Energy Prices Soar on Trump’s Venezuela Gambit, Financials Rise
Energy stocks advanced sharply on Monday as investor sentiment was buoyed by expectations that a shift in Washington’s stance toward Venezuela could reshape global energy supply dynamics. Market participants interpreted the administration’s move against Venezuela’s leadership as a potential opening for U.S. companies to regain access to one of the world’s largest proven oil reserves, raising hopes of increased production and improved supply stability over time. Brent crude futures finished higher by $1.01, or 1.66%, at $61.76/barrel, while the WTI crude gained $1, or 1.74%, to settle at $58.32/barrel.
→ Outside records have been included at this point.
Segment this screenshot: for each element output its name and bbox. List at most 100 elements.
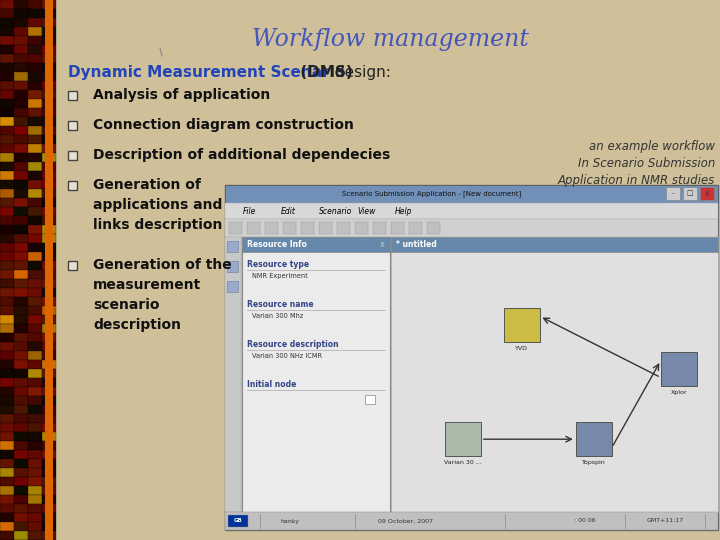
Bar: [28, 342, 42, 351]
Bar: [227, 261, 238, 272]
Bar: [14, 486, 28, 495]
Bar: [14, 153, 28, 162]
Bar: [28, 126, 42, 135]
Bar: [14, 225, 28, 234]
Bar: [42, 531, 56, 540]
Bar: [14, 279, 28, 288]
Bar: [14, 369, 28, 378]
Text: scenario: scenario: [93, 298, 160, 312]
Text: Scenario: Scenario: [319, 206, 352, 215]
Bar: [0, 45, 14, 54]
Bar: [14, 333, 28, 342]
Bar: [0, 450, 14, 459]
Bar: [0, 396, 14, 405]
Bar: [42, 72, 56, 81]
Bar: [14, 126, 28, 135]
Bar: [28, 144, 42, 153]
Text: In Scenario Submission: In Scenario Submission: [577, 157, 715, 170]
Bar: [28, 495, 42, 504]
Bar: [28, 378, 42, 387]
Bar: [14, 180, 28, 189]
Bar: [28, 90, 42, 99]
Bar: [14, 54, 28, 63]
Bar: [42, 27, 56, 36]
Bar: [14, 144, 28, 153]
Bar: [28, 387, 42, 396]
Bar: [504, 308, 540, 342]
Bar: [0, 378, 14, 387]
Bar: [0, 99, 14, 108]
Bar: [68, 91, 76, 99]
Text: Varian 300 NHz ICMR: Varian 300 NHz ICMR: [252, 353, 322, 359]
Bar: [42, 351, 56, 360]
Text: Workflow management: Workflow management: [251, 28, 528, 51]
Bar: [28, 396, 42, 405]
Bar: [28, 333, 42, 342]
Bar: [14, 162, 28, 171]
Bar: [14, 135, 28, 144]
Bar: [28, 324, 42, 333]
Bar: [14, 495, 28, 504]
Text: NMR Experiment: NMR Experiment: [252, 273, 307, 279]
Bar: [28, 270, 42, 279]
Bar: [42, 387, 56, 396]
Bar: [28, 99, 42, 108]
Bar: [0, 63, 14, 72]
Bar: [14, 9, 28, 18]
Bar: [28, 405, 42, 414]
Bar: [0, 36, 14, 45]
Bar: [28, 72, 42, 81]
Bar: [0, 225, 14, 234]
Bar: [225, 512, 718, 530]
Bar: [0, 414, 14, 423]
Bar: [14, 351, 28, 360]
Bar: [242, 237, 390, 512]
Bar: [0, 108, 14, 117]
Bar: [0, 459, 14, 468]
Bar: [229, 222, 242, 234]
Bar: [0, 504, 14, 513]
Bar: [28, 207, 42, 216]
Bar: [42, 198, 56, 207]
Bar: [265, 222, 278, 234]
Bar: [14, 0, 28, 9]
Bar: [42, 468, 56, 477]
Text: Resource type: Resource type: [247, 260, 309, 269]
Bar: [0, 117, 14, 126]
Bar: [42, 333, 56, 342]
Bar: [0, 333, 14, 342]
Bar: [14, 378, 28, 387]
Bar: [0, 441, 14, 450]
Bar: [14, 342, 28, 351]
Text: description: description: [93, 318, 181, 332]
Bar: [28, 171, 42, 180]
Bar: [14, 414, 28, 423]
Bar: [14, 306, 28, 315]
Bar: [68, 260, 76, 269]
Bar: [14, 216, 28, 225]
Bar: [14, 441, 28, 450]
Bar: [14, 396, 28, 405]
Bar: [0, 27, 14, 36]
Text: Analysis of application: Analysis of application: [93, 88, 270, 102]
Bar: [42, 90, 56, 99]
Bar: [14, 450, 28, 459]
Bar: [14, 117, 28, 126]
Bar: [42, 180, 56, 189]
Bar: [42, 234, 56, 243]
Text: : 00 06: : 00 06: [574, 518, 596, 523]
Text: Initial node: Initial node: [247, 380, 297, 389]
Bar: [0, 261, 14, 270]
Bar: [42, 495, 56, 504]
Text: □: □: [687, 191, 693, 197]
Bar: [242, 237, 390, 252]
Bar: [42, 486, 56, 495]
Bar: [0, 243, 14, 252]
Text: Resource description: Resource description: [247, 340, 338, 349]
Bar: [14, 324, 28, 333]
Bar: [0, 234, 14, 243]
Bar: [42, 450, 56, 459]
Bar: [28, 81, 42, 90]
Bar: [28, 423, 42, 432]
Bar: [0, 207, 14, 216]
The prospect of talks between the Trump administration and U.S. oil executives this week added to optimism, signaling a coordinated effort to revive Venezuelan output, which has languished for years due to sanctions, underinvestment and operational challenges. Investors viewed the development as supportive for the broader energy sector, particularly at a time when concerns over tight supply and geopolitical risks have kept oil markets sensitive to policy signals.
Beyond energy, the news helped lift overall risk appetite, reinforcing gains across cyclical sectors. Financial markets also drew comfort from the potential macroeconomic benefits of increased oil availability, including moderated inflation pressures and steadier growth prospects. Together, these factors drove Wall Street higher, with energy and financials leading the advance as confidence improved around policy clarity and global supply outlooks.
Consequently, shares of JPMorgan Chase & Co. (JPM - Free Report) and Exxon Mobil Corporation (XOM - Free Report) rose 2.6% and 2.2%, respectively. Both currently carry a Zacks Rank #3 (Hold). You can see the complete list of today's Zacks #1 Rank (Strong Buy) stocks here.
Defense Stocks Rise on Geopolitical and Policy Signals
Defense stocks also got a boost on Monday as geopolitical uncertainty resurfaced following Washington’s tougher stance on Venezuela, reinforcing focus on national security. Investors also bet on sustained U.S. defense spending amid ongoing international conflicts and policy realignments. The broader market rally and renewed risk appetite further supported defense names tied to long-term government contracts.
Economic Data
The Institute for Supply Management reported that its manufacturing PMI slipped to 47.9 in December 2025, the weakest reading since October 2024 from 48.2 in November. A level below 50 signals contraction in manufacturing.